You’re going to cause them to lose the war
, he thought,
and not even know it
.

“Sorry, sir, but you can’t park there,” a regimental guard said, hurrying up. “You’ll have to move your car.”

“It’s only till we can get the colonel inside,” he said.

“This is Colonel von Sprecht,” Cess said, holding out their papers. “We’ve just brought him all the way from Dover. We have orders to deliver him directly to General Moreland.” But the guard was shaking his head.

“Sorry, sir. You can’t leave your car here.”

“Well, then, at least let me run inside and fetch someone to assist Lieutenant Wilkerson,” Ernest said. “The colonel can’t make it up those stairs without assistance.”

“I can’t let you do that, sir. Captain’s orders. You must move it now.”

“I want to speak to the captain—” Ernest began, but Cess shook his head.

“We can’t stand here arguing,” he said. “I can manage the colonel.” He draped the colonel’s arm around his shoulder. “You go park the car, Lieutenant Abbott.”

“But—” Ernest began, and Cess nodded toward the top of the steps, where two officers were hurrying down to help.
Good
. “Where do you want me to park?” he asked the guard.

“At the end of this road,” he said, pointing, but that end of the narrow lane was packed with cars, too, some with young women in FANY and ATS uniforms at the wheel, waiting for the generals they’d delivered.

Oh, Christ, what if one of the drivers was Eileen? She’d talked about trying to get the National Service to assign her to be one. He glanced in the rear-vision mirror. Two more staff cars were pulling in to the lane behind him. Jesus, it was more dangerous here than out on the streets of Kensington.

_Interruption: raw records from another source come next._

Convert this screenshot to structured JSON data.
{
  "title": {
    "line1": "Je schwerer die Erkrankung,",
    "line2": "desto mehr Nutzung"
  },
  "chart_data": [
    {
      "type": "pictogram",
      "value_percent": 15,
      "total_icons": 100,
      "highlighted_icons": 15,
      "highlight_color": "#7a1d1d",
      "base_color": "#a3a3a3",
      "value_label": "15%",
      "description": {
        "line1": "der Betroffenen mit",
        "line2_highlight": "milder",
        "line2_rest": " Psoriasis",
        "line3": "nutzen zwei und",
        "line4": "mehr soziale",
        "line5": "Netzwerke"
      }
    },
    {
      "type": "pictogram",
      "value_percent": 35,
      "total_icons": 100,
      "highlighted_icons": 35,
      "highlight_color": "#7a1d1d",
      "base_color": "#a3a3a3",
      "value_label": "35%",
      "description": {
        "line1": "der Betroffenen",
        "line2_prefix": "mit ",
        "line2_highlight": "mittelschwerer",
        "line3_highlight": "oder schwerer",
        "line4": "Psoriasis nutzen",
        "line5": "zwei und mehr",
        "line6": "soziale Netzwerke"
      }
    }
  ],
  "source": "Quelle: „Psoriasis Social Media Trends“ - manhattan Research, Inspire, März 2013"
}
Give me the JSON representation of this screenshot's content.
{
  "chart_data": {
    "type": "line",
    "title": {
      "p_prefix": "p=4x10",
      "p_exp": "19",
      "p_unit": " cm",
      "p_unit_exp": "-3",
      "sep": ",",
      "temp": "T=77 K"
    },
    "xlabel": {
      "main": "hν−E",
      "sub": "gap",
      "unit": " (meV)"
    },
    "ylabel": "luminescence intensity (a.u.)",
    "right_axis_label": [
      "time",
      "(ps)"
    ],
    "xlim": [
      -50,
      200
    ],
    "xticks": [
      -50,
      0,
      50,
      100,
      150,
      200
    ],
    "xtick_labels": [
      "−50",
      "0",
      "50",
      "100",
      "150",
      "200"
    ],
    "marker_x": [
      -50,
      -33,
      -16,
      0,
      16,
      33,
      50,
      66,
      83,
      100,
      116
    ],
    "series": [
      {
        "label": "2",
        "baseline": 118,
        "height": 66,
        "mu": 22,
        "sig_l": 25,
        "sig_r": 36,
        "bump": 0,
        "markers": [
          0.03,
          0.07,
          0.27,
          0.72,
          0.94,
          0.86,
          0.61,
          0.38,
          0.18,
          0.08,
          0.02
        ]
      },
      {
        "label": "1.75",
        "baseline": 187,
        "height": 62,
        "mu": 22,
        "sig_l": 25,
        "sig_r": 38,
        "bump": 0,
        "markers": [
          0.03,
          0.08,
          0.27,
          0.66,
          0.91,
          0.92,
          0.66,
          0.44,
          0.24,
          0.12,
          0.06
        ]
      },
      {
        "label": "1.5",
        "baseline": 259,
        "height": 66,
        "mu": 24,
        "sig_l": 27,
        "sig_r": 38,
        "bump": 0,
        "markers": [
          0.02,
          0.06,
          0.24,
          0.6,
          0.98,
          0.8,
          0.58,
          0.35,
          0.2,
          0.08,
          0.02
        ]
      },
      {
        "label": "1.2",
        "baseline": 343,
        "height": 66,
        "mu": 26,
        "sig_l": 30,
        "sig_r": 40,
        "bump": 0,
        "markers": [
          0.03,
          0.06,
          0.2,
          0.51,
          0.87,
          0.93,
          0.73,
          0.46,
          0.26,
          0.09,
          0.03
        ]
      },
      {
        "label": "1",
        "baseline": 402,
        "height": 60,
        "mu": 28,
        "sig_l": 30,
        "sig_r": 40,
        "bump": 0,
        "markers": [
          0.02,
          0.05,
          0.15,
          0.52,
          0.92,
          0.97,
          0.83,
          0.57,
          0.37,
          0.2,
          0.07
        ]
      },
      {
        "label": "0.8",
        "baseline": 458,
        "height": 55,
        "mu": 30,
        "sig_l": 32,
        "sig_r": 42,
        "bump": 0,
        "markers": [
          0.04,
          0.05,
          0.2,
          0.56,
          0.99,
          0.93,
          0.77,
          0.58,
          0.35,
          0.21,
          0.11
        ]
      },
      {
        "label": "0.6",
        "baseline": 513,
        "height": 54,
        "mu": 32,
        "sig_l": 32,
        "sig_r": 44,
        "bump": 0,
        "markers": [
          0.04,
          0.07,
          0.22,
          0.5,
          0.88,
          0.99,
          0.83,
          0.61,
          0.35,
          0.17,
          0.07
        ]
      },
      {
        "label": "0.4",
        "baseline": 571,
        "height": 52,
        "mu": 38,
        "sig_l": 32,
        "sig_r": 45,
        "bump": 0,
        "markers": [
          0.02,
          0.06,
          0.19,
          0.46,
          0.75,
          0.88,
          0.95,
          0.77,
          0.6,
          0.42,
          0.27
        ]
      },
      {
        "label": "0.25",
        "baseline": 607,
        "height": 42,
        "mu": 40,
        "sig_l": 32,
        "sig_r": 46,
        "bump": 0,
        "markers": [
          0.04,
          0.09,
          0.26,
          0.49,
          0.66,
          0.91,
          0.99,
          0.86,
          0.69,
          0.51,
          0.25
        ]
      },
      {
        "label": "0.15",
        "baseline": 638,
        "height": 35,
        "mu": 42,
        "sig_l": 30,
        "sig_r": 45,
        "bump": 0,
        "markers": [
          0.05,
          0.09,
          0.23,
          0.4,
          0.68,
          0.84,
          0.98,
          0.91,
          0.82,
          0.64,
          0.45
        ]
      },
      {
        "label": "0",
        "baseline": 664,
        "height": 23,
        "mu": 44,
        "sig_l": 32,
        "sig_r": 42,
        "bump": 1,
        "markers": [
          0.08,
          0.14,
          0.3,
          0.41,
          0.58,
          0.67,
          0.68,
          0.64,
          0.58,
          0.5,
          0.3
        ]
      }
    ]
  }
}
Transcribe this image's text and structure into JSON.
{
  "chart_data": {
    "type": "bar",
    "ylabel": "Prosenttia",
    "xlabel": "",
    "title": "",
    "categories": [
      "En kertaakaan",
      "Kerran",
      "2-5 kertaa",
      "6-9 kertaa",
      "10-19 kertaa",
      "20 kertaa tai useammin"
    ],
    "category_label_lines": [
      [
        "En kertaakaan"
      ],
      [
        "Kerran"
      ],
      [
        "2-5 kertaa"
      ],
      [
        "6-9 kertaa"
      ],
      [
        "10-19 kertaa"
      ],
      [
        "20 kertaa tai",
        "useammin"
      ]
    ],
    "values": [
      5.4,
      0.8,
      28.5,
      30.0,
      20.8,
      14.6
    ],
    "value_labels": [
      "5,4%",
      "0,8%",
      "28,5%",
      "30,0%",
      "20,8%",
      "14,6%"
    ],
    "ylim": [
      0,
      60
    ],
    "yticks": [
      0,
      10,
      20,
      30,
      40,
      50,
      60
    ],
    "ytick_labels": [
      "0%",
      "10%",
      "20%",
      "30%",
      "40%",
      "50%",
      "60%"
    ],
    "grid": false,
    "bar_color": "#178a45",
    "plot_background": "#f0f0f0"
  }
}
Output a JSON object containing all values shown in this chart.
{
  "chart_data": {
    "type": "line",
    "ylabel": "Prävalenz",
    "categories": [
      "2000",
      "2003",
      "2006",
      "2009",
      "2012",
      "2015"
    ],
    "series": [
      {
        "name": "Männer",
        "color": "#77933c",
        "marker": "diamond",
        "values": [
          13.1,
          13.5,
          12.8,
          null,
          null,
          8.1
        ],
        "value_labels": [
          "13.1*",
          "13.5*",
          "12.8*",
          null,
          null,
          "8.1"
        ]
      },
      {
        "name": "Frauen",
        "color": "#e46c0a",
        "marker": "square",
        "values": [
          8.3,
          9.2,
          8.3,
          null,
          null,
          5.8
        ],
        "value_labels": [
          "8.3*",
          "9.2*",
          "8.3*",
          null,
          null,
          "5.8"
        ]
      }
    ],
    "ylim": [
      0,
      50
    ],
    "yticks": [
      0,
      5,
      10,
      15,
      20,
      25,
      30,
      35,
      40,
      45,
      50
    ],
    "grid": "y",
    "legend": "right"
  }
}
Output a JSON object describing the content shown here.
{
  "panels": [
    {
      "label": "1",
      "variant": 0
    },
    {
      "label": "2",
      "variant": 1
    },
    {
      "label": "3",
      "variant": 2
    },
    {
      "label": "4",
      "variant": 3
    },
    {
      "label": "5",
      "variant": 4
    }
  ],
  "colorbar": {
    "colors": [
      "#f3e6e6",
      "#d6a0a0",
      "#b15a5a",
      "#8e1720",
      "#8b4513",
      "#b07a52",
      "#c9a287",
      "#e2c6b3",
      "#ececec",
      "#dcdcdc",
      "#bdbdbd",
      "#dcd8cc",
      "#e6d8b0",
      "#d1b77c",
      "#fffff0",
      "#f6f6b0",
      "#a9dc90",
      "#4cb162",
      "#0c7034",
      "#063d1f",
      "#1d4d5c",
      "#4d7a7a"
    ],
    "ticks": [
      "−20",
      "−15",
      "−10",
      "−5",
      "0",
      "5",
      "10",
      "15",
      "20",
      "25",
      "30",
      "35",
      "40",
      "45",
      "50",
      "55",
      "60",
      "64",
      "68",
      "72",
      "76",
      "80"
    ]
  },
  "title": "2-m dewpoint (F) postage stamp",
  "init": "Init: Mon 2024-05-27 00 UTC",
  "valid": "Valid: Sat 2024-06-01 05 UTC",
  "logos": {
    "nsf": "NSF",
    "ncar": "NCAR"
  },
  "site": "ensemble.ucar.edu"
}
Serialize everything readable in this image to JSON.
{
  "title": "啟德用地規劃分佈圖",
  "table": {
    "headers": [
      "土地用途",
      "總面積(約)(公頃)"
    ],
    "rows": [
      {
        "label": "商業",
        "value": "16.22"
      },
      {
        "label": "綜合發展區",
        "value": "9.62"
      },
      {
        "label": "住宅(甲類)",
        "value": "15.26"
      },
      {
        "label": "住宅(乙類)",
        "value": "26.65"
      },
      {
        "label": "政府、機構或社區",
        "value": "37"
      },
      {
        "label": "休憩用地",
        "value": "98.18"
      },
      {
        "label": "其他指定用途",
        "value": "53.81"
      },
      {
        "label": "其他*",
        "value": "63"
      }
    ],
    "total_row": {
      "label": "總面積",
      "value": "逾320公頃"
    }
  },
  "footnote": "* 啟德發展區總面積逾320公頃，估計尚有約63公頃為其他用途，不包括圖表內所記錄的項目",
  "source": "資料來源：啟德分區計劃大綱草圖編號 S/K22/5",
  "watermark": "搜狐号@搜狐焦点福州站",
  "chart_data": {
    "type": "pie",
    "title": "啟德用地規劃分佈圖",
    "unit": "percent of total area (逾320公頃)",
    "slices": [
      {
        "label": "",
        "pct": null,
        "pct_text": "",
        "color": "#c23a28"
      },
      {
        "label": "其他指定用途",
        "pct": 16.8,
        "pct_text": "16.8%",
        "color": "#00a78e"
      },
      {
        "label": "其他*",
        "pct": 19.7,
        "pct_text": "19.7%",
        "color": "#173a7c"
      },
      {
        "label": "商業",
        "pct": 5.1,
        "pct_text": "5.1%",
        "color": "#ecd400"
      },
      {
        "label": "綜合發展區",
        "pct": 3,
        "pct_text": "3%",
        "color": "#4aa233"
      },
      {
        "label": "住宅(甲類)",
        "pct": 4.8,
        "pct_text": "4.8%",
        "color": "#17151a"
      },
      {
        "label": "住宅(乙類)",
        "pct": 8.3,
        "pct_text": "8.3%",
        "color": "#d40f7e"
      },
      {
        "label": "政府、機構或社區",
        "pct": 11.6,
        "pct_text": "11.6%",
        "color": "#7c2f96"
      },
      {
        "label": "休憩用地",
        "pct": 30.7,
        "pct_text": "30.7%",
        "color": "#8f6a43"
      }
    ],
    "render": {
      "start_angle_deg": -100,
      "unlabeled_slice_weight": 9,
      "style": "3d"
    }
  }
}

He pulled his visored cap down over his forehead and drove as fast as he dared to the end of the lane. Another guard stood there. He came over to the car. “Sir, you can’t stop here.”

“I know. Tell Lieutenant Wilkerson that Lieutenant Abbott’s taken the car round the corner to park it.” Then he drove out onto Kensington and back along the edge of Kensington Gardens, where they’d been when Polly told them she had a deadline.

Polly. She might be one of the drivers, too, only that wouldn’t be her name. It would be Mary Kent, and right now she was at an ambulance post in Oxford, waiting to be transferred to Dulwich, but he knew from the FANYs he’d run into that they were often assigned to driving officers, and it looked like every officer in England was here tonight. What if she was, too?

She can’t be
, he told himself,
because if she was, you could rap on her window and warn her, and if you warn her, she’ll go back to Oxford and tell Mr. Dunworthy what happened, and he’d never have let them come through. Just like with Bartholomew
.

It’s Atherton you need to concentrate on finding
, he thought.
And there’s a phone booth. And Cess isn’t here
. And Lady Bracknell had sent along a purse
full of money in case something went wrong while they had the colonel and they had to phone the castle. He pulled over to the curb, took the purse out of the glove compartment, and got out of the car. He went into the phone booth, dialed the operator, and gave her the number the Wren had told him. “Just one moment, please,” the operator said.